The even more important vessel in Streeby’s poetic universe, is the written word. “Your body on the bed as a glyph,” he writes in “Ansia,” his words existing in an ambiguous place between an observation and a command. Likewise in “One” he writes “Watch one’s body become a lambda : : look at one’s face turned up in these lines cratered by the sun of one’s eyes : blacked out : watch one crumple at one’s feet like paper when one’s done... watch one become a tau scribbled on one’s door.” Just as the limits of the body as vessels reform themselves, the meaning of body as character rearranges. Haight’s paintings respond with bottles that line up along rooftops, slumming it, and teeth that resemble neatly encrypted clouds, disembodied into lines of text.

The form Streeby uses most often, and most beautifully, which is neither part of the explanatory “framework,” poems, nor the pared-down “detail” poems, is a longer, prose-like form which  eschews line breaks but puts the colon center stage. This form, because of the delicacy of dots on the page, works visually with Haight’s delicate lines, and it also works mimetically insofar as the colons give the impression that each line of text cascades into the next, that a thought bubbles and dissolves rather than ends. In the last of the “Framework” poems, Streeby writes “And no, not like the Gesalts! I don’t think there’s a mystical, collective unconscious, something underwriting the way our brains make a triangle from a set of random dots.” Points of reference in Streeby’s best poems do always move forward at the turn of his magical dots — one line sonically echoing the last, one word morphs in into its cognate.

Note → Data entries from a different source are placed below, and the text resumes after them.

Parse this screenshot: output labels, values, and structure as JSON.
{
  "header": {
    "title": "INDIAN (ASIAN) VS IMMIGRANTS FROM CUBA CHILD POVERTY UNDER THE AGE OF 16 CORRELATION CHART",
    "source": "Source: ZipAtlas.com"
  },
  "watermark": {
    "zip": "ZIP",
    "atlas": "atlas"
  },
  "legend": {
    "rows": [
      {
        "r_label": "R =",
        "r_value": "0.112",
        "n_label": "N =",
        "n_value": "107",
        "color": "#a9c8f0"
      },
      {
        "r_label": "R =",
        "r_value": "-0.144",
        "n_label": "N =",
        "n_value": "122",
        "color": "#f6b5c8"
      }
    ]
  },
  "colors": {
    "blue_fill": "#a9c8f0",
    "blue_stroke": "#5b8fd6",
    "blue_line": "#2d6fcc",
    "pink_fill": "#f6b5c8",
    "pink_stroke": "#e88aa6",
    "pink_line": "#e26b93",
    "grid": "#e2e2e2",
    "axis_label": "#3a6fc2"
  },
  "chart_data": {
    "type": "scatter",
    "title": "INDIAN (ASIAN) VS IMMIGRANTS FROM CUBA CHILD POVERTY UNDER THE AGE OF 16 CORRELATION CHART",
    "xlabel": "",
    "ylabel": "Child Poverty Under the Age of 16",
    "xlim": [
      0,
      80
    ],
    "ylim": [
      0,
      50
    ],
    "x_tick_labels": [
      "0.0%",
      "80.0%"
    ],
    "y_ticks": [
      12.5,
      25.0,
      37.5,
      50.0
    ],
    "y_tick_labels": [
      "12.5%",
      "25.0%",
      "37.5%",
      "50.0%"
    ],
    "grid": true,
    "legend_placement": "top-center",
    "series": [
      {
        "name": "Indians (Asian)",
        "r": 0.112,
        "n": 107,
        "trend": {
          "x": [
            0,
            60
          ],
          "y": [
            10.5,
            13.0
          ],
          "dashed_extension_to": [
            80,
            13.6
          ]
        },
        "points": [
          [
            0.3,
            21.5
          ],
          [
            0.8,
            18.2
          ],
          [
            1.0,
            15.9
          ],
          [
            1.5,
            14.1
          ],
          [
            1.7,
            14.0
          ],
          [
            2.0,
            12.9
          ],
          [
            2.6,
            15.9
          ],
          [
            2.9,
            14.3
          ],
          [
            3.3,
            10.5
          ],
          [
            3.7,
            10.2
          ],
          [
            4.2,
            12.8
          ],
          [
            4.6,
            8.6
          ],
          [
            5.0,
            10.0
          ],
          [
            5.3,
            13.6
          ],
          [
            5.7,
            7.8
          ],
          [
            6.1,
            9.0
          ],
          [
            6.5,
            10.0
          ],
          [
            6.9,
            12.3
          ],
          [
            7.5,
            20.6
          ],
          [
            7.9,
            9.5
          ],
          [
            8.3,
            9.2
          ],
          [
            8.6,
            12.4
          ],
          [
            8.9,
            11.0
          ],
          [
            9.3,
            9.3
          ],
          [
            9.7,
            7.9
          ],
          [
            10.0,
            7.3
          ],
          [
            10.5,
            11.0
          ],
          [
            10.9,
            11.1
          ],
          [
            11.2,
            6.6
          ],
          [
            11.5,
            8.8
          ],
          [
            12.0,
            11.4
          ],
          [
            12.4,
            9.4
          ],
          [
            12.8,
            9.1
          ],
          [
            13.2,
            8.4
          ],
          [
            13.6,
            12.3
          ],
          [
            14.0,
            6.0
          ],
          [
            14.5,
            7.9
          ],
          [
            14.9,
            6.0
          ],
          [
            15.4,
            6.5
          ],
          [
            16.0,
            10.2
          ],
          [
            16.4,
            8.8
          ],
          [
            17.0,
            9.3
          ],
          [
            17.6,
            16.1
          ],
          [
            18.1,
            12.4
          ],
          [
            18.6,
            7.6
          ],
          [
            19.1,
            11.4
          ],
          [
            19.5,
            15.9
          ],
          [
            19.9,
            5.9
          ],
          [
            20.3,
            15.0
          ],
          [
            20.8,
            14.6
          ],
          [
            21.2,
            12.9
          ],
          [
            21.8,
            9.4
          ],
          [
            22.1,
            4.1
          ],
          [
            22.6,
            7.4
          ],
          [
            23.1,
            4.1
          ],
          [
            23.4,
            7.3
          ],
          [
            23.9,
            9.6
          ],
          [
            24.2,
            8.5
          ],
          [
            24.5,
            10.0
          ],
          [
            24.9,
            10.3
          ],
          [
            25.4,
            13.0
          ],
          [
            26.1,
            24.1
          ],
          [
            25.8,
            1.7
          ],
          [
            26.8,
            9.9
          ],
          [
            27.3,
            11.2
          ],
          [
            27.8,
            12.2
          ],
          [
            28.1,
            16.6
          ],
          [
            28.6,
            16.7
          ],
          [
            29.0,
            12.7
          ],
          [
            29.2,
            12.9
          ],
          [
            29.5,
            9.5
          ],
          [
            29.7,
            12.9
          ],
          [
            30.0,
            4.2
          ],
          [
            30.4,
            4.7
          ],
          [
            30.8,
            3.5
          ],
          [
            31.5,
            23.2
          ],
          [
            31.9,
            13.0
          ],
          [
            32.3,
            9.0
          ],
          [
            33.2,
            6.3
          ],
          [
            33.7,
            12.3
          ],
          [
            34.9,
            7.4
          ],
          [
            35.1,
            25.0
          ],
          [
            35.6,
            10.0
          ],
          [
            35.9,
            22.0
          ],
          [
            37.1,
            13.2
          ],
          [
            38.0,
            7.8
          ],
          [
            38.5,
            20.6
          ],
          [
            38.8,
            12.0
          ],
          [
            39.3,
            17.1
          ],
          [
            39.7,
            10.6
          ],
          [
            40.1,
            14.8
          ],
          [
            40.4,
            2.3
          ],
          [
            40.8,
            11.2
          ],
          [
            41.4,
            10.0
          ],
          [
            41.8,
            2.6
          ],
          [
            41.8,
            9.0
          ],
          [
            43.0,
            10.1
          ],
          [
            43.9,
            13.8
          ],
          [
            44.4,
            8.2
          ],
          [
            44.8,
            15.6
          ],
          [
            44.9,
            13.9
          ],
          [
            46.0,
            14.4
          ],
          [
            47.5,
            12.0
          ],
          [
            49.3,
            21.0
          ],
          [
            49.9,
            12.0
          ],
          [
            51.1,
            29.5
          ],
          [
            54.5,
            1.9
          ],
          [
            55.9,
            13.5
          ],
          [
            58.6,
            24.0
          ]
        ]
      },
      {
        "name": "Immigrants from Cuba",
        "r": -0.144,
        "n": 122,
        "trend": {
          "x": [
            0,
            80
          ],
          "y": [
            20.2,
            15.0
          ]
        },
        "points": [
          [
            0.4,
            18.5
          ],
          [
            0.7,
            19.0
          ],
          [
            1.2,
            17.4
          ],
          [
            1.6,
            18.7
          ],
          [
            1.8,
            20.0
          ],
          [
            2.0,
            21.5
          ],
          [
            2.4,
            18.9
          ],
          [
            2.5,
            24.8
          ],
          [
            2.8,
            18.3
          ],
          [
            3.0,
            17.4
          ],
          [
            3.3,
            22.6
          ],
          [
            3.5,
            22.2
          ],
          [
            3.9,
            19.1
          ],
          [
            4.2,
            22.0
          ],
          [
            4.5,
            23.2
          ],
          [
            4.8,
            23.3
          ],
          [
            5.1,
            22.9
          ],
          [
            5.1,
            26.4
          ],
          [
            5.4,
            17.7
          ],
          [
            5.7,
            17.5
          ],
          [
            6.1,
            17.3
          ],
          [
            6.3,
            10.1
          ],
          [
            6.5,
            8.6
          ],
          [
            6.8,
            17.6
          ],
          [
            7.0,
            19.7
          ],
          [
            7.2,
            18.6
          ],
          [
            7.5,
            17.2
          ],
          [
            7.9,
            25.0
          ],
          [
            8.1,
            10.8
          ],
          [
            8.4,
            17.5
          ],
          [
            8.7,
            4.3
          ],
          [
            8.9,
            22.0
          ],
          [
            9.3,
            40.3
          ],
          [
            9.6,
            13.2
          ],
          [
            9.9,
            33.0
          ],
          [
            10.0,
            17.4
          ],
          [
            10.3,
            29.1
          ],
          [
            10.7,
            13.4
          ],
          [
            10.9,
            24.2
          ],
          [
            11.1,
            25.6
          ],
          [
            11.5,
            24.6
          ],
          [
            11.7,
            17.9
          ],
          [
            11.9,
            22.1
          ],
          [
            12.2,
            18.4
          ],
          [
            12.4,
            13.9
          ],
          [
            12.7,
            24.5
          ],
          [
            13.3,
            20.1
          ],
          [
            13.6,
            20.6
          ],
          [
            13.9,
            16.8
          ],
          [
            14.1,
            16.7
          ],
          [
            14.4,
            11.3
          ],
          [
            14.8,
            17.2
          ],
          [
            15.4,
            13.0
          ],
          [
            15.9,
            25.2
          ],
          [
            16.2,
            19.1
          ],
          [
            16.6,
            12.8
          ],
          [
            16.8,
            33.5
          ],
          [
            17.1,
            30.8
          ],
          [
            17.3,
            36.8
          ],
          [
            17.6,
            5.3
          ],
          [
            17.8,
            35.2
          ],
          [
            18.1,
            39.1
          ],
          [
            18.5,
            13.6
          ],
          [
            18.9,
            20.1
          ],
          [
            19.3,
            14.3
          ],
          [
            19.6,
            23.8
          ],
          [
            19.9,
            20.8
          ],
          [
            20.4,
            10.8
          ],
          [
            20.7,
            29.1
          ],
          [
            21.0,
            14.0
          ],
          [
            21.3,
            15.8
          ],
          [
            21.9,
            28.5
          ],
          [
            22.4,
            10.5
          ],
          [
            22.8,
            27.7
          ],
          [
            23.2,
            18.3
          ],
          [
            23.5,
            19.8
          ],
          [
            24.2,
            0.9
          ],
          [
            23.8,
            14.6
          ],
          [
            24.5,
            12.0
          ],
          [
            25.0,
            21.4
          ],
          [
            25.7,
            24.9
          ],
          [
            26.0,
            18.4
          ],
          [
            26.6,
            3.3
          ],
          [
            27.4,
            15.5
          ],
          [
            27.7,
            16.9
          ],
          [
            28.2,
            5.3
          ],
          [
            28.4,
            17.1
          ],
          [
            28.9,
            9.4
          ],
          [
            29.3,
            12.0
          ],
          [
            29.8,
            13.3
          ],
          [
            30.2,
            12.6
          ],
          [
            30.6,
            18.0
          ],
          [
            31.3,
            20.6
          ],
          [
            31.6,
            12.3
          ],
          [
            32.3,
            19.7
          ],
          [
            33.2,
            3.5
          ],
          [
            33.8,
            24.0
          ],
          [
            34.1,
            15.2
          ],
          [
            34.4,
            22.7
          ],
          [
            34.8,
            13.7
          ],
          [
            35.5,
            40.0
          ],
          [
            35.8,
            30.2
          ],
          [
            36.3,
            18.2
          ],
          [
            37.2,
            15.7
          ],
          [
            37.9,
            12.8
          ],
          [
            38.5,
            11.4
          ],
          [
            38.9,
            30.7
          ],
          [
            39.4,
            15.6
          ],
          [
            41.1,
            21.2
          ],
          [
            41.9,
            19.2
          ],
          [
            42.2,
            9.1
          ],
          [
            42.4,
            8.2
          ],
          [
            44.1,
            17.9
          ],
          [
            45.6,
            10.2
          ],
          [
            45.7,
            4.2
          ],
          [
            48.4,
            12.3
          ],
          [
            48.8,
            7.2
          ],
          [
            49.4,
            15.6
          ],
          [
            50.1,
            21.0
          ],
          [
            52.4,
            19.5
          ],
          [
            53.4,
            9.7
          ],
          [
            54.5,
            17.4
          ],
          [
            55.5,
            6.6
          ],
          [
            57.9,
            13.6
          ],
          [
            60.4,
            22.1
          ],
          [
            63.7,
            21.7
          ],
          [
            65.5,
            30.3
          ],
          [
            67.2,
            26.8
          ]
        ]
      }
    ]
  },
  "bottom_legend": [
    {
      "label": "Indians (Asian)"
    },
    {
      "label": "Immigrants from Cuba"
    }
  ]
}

Also not “like the Gesalts” is the refusal of Haight and Streeby to “illustrate” one another or to try to render the other’s work into something fixed, translatable, static. It speaks volumes about the exchange between Streeby and Haight that the strongest poems are those that lie at the center of the dialogue, neither the “framework” nor the “detail.” As Streeby writes in “Salamanders,” “it’s a holy dissolution that’s why it’s so enthralling : : maybe / fire is summer’s summer : a natural hunger.” It is an intense conversation at its center, to delve into that “natural hunger” — longing for substances, for the past, for conversation. For the last at least both artists and readers find a place of both comfort and transcendence.

Abby Walthausen lives in Echo Park, Los Angeles where she guides a tour about twentieth-century printmaker Paul Landacre, and is at work on a novel, Rohmer Summers.